Well, it was a leap that was worth taking. It was worth every penny and every bit of effort to go down to Hotze. The people at the center were kind, sweet, and caring. Dr. Ellsworth was my doctor and he is such a nice man with a gentle way about him. He listened to me carefully and made me feel encouraged that he could help me feel better. He diagnosed me with low thyroid, (which no other Dr had caught), hormonal imbalance (go figure), Candida, allergies, and adrenal fatigue. They put me on their vitamins, an eating program, natural hormones, cortisol, and natural Armour Thyroid. After I returned home I started to dream of what my life would be like if the program really worked , I wanted to travel, perhaps feel comfortable about a little public speaking, be a better wife and a better Mom. I also wanted to get my boys a dog. (I always felt too frazzled to have the added stress of something else to take care of.) I started the program and on the second day on the Armour Thyroid I had more energy. I could actually stay up until 10 or 10:30 which was late for me. About 8 weeks later I really noticed that my moods were sooooo much better and now, 1 1/4 years from my first visit, I feel great, my moods are significantly improved, I have more stamina to deal with the stresses in life. I am much more active, go for regular walks, I have learned to snow ski and this summer I want to learn to water ski. I have lost 15 pounds and went from a size 6 to a size 2. I also want to say that I have a new addition to the family, a sweet 18 pound Irish Jack Russell, a little dog that is such a blessing to our family. I feel so much better and now have a peace of mind and body that used to be nonexistent.
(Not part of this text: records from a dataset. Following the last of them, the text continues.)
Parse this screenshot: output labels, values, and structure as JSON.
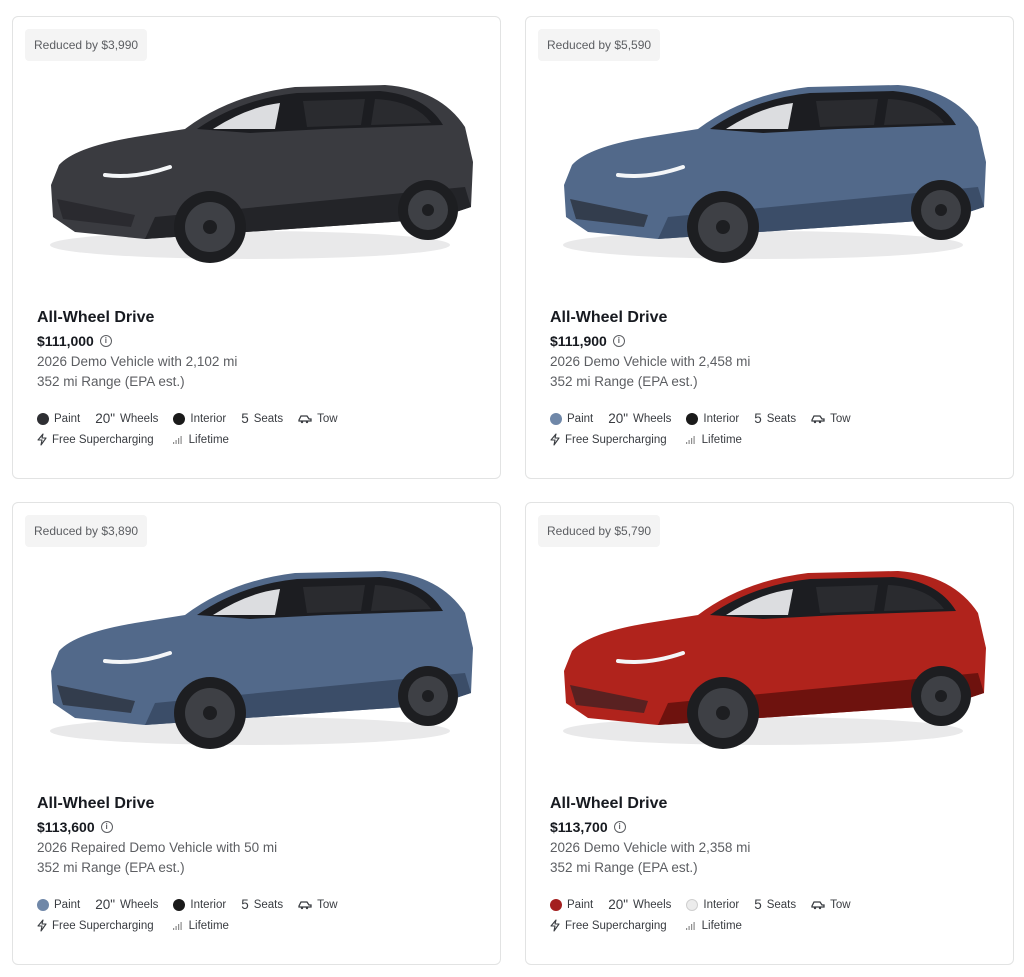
{
  "cards": [
    {
      "badge": "Reduced by $3,990",
      "title": "All-Wheel Drive",
      "price": "$111,000",
      "description": "2026 Demo Vehicle with 2,102 mi",
      "range": "352 mi Range (EPA est.)",
      "paint_label": "Paint",
      "paint_color": "#2e2f33",
      "wheels_size": "20\"",
      "wheels_label": "Wheels",
      "interior_label": "Interior",
      "interior_color": "#1a1a1a",
      "seats_count": "5",
      "seats_label": "Seats",
      "tow_label": "Tow",
      "supercharging_label": "Free Supercharging",
      "lifetime_label": "Lifetime",
      "car_body": "#3a3b40",
      "car_shade": "#232428"
    },
    {
      "badge": "Reduced by $5,590",
      "title": "All-Wheel Drive",
      "price": "$111,900",
      "description": "2026 Demo Vehicle with 2,458 mi",
      "range": "352 mi Range (EPA est.)",
      "paint_label": "Paint",
      "paint_color": "#6f87a8",
      "wheels_size": "20\"",
      "wheels_label": "Wheels",
      "interior_label": "Interior",
      "interior_color": "#1a1a1a",
      "seats_count": "5",
      "seats_label": "Seats",
      "tow_label": "Tow",
      "supercharging_label": "Free Supercharging",
      "lifetime_label": "Lifetime",
      "car_body": "#52698a",
      "car_shade": "#3b4d68"
    },
    {
      "badge": "Reduced by $3,890",
      "title": "All-Wheel Drive",
      "price": "$113,600",
      "description": "2026 Repaired Demo Vehicle with 50 mi",
      "range": "352 mi Range (EPA est.)",
      "paint_label": "Paint",
      "paint_color": "#6f87a8",
      "wheels_size": "20\"",
      "wheels_label": "Wheels",
      "interior_label": "Interior",
      "interior_color": "#1a1a1a",
      "seats_count": "5",
      "seats_label": "Seats",
      "tow_label": "Tow",
      "supercharging_label": "Free Supercharging",
      "lifetime_label": "Lifetime",
      "car_body": "#52698a",
      "car_shade": "#3b4d68"
    },
    {
      "badge": "Reduced by $5,790",
      "title": "All-Wheel Drive",
      "price": "$113,700",
      "description": "2026 Demo Vehicle with 2,358 mi",
      "range": "352 mi Range (EPA est.)",
      "paint_label": "Paint",
      "paint_color": "#a31f1f",
      "wheels_size": "20\"",
      "wheels_label": "Wheels",
      "interior_label": "Interior",
      "interior_color": "#ececec",
      "seats_count": "5",
      "seats_label": "Seats",
      "tow_label": "Tow",
      "supercharging_label": "Free Supercharging",
      "lifetime_label": "Lifetime",
      "car_body": "#b0231c",
      "car_shade": "#6e120e"
    }
  ]
}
I am so thankful that Dr. Hotze has allowed God to reach out through him to help hurting women and to provide such an excellent and effective program. To Dr. Hotze and Dr. Ellsworth, I will be forever grateful for your wisdom and care. To my husband who has stood by my side through all the ups and downs. To my sweet precious Jesus who holds my hand in life no matter what, either stormy trial or sunny day. I am so thankful that my prayers have been answered and may I never forget how far I have come and that I always remember to give thanks.
Romans 8:35 and 38
Who shall separate us from the love of Christ? Shall trouble or hardship or persecution or famine or nakedness or danger or sword? For I am convinced that neither death nor life, neither angels nor demons, neither the present nor the future, nor any powers, neither height nor depth, nor anything else in all creation will be able to separate us from the Love of God that is in Christ Jesus our Lord.